Pode até parecer que a forma como a cantora imprime sua voz durante a introdução imediata sugira uma conotação inerente à sensualidade. No entanto, ao se atentar ao entorno, é possível perceber as sombras e o caos, mas não como metáfora da desordem física. Existe, na maneira como as guitarras se combinam com a bateria, uma menção intrínseca de agonia, angústia e desespero. Algo que, conforme a obra evolui, vai se tornando uma vivência sensorial não mais capaz de ser represada e contida no interior.

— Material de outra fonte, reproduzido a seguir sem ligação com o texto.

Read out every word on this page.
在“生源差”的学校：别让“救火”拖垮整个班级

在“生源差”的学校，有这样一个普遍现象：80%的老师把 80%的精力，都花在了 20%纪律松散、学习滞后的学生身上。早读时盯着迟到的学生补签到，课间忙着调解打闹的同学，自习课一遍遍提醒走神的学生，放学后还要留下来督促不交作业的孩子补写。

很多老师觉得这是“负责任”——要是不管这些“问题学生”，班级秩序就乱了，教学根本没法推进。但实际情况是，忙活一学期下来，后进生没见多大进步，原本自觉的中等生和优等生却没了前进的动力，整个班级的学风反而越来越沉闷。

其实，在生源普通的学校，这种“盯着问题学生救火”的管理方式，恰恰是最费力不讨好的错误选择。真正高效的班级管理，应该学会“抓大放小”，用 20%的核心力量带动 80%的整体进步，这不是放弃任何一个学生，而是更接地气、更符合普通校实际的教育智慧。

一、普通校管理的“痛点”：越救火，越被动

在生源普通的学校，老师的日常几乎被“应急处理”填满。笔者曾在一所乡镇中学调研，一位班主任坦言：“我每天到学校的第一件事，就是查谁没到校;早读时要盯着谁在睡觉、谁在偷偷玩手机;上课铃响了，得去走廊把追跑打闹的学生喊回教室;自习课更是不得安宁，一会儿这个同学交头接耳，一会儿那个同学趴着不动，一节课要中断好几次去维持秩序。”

É então que, em um súbito rugido de desprendimento em relação à sensibilidade de sufocamento, a cantora esboça uma necessidade absurda de liberdade a ponto que beira uma súplica voraz por ajuda, por salvação, adquirida por um timbre que soa como uma perfeita fusão entre Llzy Hale e Emily Armstrong. Não é de se espantar, portanto, que, desse momento em diante, a canção assuma uma postura completamente intensa, imponente, inquietante e incontrolável.
Bruta em sua máxima essência em razão dos bumbos firmes e sequenciais preenchendo o seu escopo rítmico, a faixa ainda ousa em oferecer lampejos harmônicos que lhe dão uma inclinação pegajosamente dramática em meio, agora, à sua essência épica. Assumindo, nesse ínterim, uma interpretação lírica lexicalmente rascante e visceral por meio da exortação de um timbre rasgado de nuances surpreendentemente guturais, a cantora caminha entre a insanidade e uma busca incendiária por superação. Uma procura por uma libertação de seus próprios demônios escondidos na mente, prontos para puxar qualquer resquício de vivacidade.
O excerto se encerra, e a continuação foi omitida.